The first draft. I love drafting. I lose myself drafting. It is pure euphoria.
Is there a part that is more difficult?
Making revisions I don’t necessarily agree with. This becomes part of the process in publishing, and there comes a time when you have to trust your editor or agent and know that what they are suggesting is the right thing, even when you can’t see it yourself. But oh, it can hurt!
Do you have advice for someone who is starting their journey into writing children’s literature?
Take your time enjoying the process. So many writers start out saying “I want to publish a book.” That is the wrong goal to start with. Start with the goal of “I want to write a great story.” Because that’s where it has to start, and honing your craft into something that will get published needs to be the first focus. Think about what’s really motivating you—is it the desire to write really well, or to be famous? Try to focus your ambition on the first of those, because it’s something you can control and work on and develop. The second one, not so much.
How does winning an award for your work, impact you as a writer?
I think all writers are highly sensitive people trapped in a cruel industry. Pretty much every writer I know has deep insecurities, and we’re in a field full of rejections, and critics, and readers on Goodreads who are going to be brutally blunt (most of them probably unaware that the author is actually going to see what they say). So, awards and starred reviews offer some much-needed validation in this business. To have someone say “this book has merit” can really make you feel like it’s all worth it. For me, when the first review of my first book came in, it was a starred review from Kirkus, the scariest reviewers in the business. And I remember feeling a huge shock of disbelief when the email came to me, followed by a wave of relief so powerful that my knees went weak. I remember thinking, “I’m going to be all right. This book is going to be all right.”
My final question is f you could spend the day with one author, who would that be and why?

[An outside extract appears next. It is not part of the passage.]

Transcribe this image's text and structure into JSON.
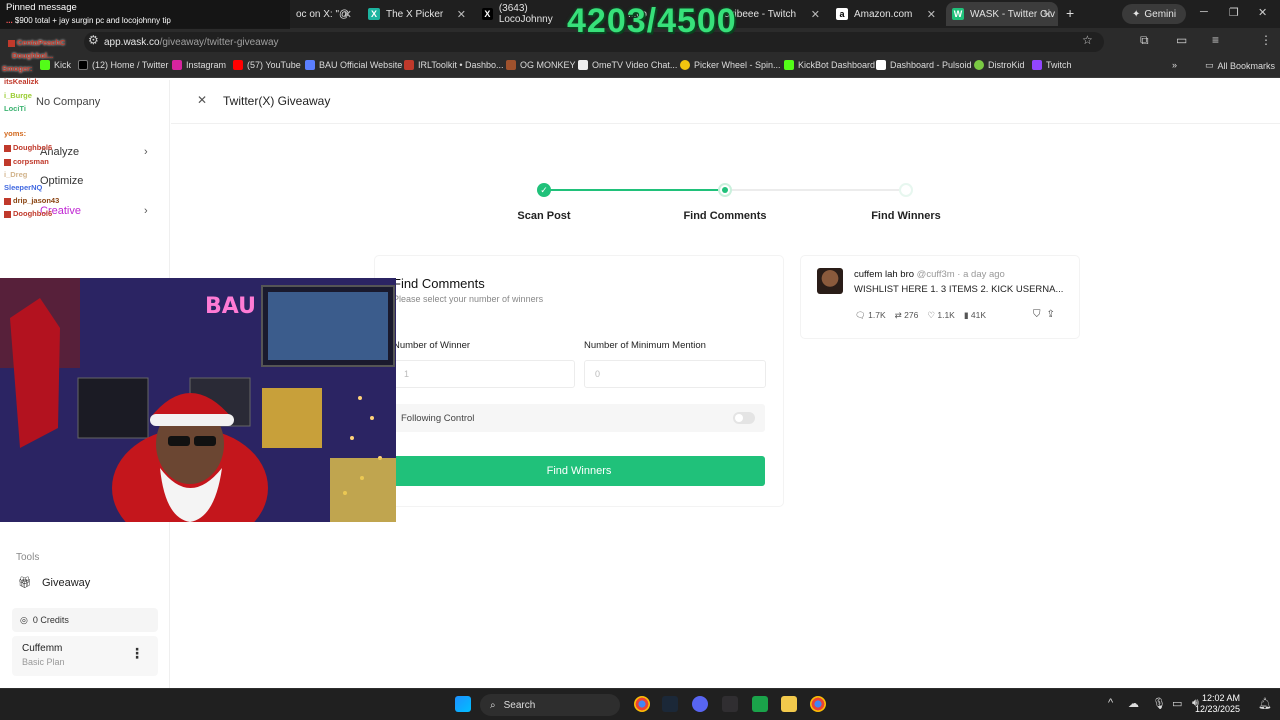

I have so many dear, dear author friends that I love to spend time with, I wouldn’t want to limit it to one. In fact, there’s a whole crowd of us who get together for writing days from time to time, and its best when they can all come!
But as for famous writers, I think I would have liked to know Jane Austen. She was so amazingly astute and witty and sarcastic, and that strikes me as my kind of gal. Of course, I’d end up being totally intimidated and tongue tied around her, and terribly afraid she would see me as the sort of buffoons that litter her novels, so it’s probably best that I don’t have a time machine for that meeting.
Jeannie thanks for taking time out of your busy schedule for this interview. I appreciate your honesty and directness. It was a significant piece of who you are that prompted me to asking you to come join us. The RMC, SCBWI attendees are sure in for a treat, and I am excited you chose to come.
Jeannie Mobley writes both historical and contemporary middle grade fiction. Her debut novel, /Katerina’s Wish /(Aug 2012, Margaret K. McElderry Books (S&S)), won the 2013 Colorado Book Award in Juvenile Fiction. It is on the William Allen White Award Master List, and was selected by the Library of Congress to represent the state of Colorado at the 2013 National Book Festival. Her second novel, /Searchingfor Silverheels/released September 2, 2014, and has been nominated for the Amelia Bloomer Project for feminist literature. When not writing or reading fiction, Jeannie is a mother, wife, lover of critters, and an anthropology professor at Front Range Community College, where she teaches a variety of classes on cultures past and present.